Há temos afirmei que para Varsóvia ser perfeita, uma das coisas que falta é o mar. Varsóvia não tem mar, tem rio e essa já é uma característica que eu considero importante pois não há uma grande cidade que não tenha rio. Paris, Lisboa, Berlim, Londres, Roma, Viena, mesmo Faro que tem uma ria em vez de um rio, até o Porto são exemplos de cidades com um carisma e um encanto suplementar que só um rio pode conferir. Varsóvia tem o Vístula, o maior curso de água do país cuja bacia hidrográfica ocupa dois terços da Polónia, rio que divide a cidade em duas metades. Metades desiguais, é certo, mas esse tema já foi tratado em artigos anteriores e não é disso que quero escrever.
A saudade, aquele sentimento que de vez em quando mina os alicerces de qualquer português arreigado na estranja, às vezes bate com força. Saudades do cheiro da maré vazante, de ouvir a arrebentação à noite, do pôr do sol atrás das palmeiras da doca, de pisar a areia ardente de julho, de postas de corvina cozida. Saudades dessas coisas simples que nos fazem sentir menos longe e mais tranquilos, porque nem sempre é fácil viver todos os dias afastado da nossa terra, mesmo que a outra terra chamemos ‘casa’.
Estava na cozinha a preparar o pequeno-almoço e a juntar a papelada necessária para o trabalho quando me entra pela janela um som conhecido, como a buzina de um carro de amigos ou uma música que não ouvia há muitas luas. Levantei instintivamente a cabeça e virei uma orelha para a janela da cozinha, depois para a porta da varanda e fui seguindo aquele som, uma espécie de pio de ave que soava familiar mas que não encaixava muito naquela paisagem de prédios e ruas dum bairro a norte de Varsóvia. Estiquei o pescoço para fora da varanda e vi uma gaivota empoleirada num poste de iluminação pública. Ia entornando o café com leite, que cargas de cacetes faz uma gaivota em Varsóvia?

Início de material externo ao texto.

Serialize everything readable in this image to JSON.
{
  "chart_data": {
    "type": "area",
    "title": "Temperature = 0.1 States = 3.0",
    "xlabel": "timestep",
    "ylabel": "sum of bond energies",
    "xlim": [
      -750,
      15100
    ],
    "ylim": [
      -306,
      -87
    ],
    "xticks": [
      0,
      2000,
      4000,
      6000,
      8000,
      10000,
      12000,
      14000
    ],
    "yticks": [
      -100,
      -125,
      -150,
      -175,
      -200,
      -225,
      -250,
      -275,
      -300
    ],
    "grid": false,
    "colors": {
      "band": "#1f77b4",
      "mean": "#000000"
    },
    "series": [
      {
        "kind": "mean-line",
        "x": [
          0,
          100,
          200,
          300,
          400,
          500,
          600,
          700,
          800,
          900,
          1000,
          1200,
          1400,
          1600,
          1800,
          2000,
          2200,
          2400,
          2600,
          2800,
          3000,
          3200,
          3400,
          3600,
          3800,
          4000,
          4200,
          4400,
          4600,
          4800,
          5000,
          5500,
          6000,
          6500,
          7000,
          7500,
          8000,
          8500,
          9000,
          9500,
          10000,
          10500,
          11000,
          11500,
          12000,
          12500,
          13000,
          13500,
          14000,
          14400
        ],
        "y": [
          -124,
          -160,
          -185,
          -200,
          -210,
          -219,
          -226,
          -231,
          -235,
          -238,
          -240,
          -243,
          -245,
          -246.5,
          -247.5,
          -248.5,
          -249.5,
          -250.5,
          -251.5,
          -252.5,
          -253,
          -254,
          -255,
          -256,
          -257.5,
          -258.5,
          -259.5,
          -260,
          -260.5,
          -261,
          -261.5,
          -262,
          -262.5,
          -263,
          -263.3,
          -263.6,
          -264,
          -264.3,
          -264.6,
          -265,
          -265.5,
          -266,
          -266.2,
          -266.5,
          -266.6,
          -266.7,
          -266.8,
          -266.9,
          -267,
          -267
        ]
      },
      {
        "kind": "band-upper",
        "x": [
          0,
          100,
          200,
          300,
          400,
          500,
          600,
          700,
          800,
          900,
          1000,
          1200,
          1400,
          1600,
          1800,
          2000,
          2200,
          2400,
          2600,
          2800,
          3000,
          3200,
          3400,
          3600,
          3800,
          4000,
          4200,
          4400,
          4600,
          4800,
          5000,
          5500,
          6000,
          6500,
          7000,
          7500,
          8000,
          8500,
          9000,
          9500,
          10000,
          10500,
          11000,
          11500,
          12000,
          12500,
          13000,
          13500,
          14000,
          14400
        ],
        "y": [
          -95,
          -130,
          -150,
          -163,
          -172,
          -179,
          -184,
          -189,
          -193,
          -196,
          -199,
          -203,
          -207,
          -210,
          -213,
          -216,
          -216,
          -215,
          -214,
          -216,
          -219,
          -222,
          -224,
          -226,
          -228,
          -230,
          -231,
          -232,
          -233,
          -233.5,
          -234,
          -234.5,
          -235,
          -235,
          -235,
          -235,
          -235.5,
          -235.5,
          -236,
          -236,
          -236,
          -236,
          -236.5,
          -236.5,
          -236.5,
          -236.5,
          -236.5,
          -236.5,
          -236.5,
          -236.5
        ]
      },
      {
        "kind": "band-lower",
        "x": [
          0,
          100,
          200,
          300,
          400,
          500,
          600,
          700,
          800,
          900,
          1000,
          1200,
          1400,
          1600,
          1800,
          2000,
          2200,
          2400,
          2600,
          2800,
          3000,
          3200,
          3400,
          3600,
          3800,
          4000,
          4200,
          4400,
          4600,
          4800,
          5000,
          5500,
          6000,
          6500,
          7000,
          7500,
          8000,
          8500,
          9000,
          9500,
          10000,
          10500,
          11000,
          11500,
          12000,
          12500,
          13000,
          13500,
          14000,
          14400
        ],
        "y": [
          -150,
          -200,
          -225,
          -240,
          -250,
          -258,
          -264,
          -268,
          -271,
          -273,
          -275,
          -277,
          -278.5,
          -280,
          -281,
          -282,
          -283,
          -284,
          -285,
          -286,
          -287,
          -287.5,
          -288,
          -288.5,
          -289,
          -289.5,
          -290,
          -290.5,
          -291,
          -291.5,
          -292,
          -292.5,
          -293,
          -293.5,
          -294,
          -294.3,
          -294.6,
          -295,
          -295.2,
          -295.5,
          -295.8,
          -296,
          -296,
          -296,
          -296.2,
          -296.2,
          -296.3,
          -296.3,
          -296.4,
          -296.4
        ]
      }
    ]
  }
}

Apesar dos trezentos e tal quilómetros que separam a capital polaca do mar, existe uma espécie de gaivotas de rio que por vezes são avistadas nas margens pantanosas do Vístula e do Narew. Sendo o distrito de Białołeka na margem nascente do Vístula e o bairro de Tarchomin, onde se localiza o domicílio deste vosso amigo, precisamente voltado para o rio, não é de estranhar que apareçam gaivotas em terra sem que tal seja necessariamente sinal de tempestade no mar – ou no rio. Pelo vistos até não é situação inédita, as gaivotas aventurarem-se pela cidade à procura de comida, mas eu ainda não tinha notado o fenómeno.
Fiquei muito satisfeito por ter uma gaivota a piar perto da janela, aprendi que há outros pássaros em Varsóvia sem serem os medonhos corvos e as repulsivas gralhas, deu-me a impressão de estar de novo na terra onde nasci e logrou mitigar um bocadinho a saudade. Ultimamente tenho andado algo nostálgico e quando isso acontece… mala sorte. Ainda bem que a gaivota apareceu, carregou-me a bateria e já fui para o trabalho mais bem-dispostozinho.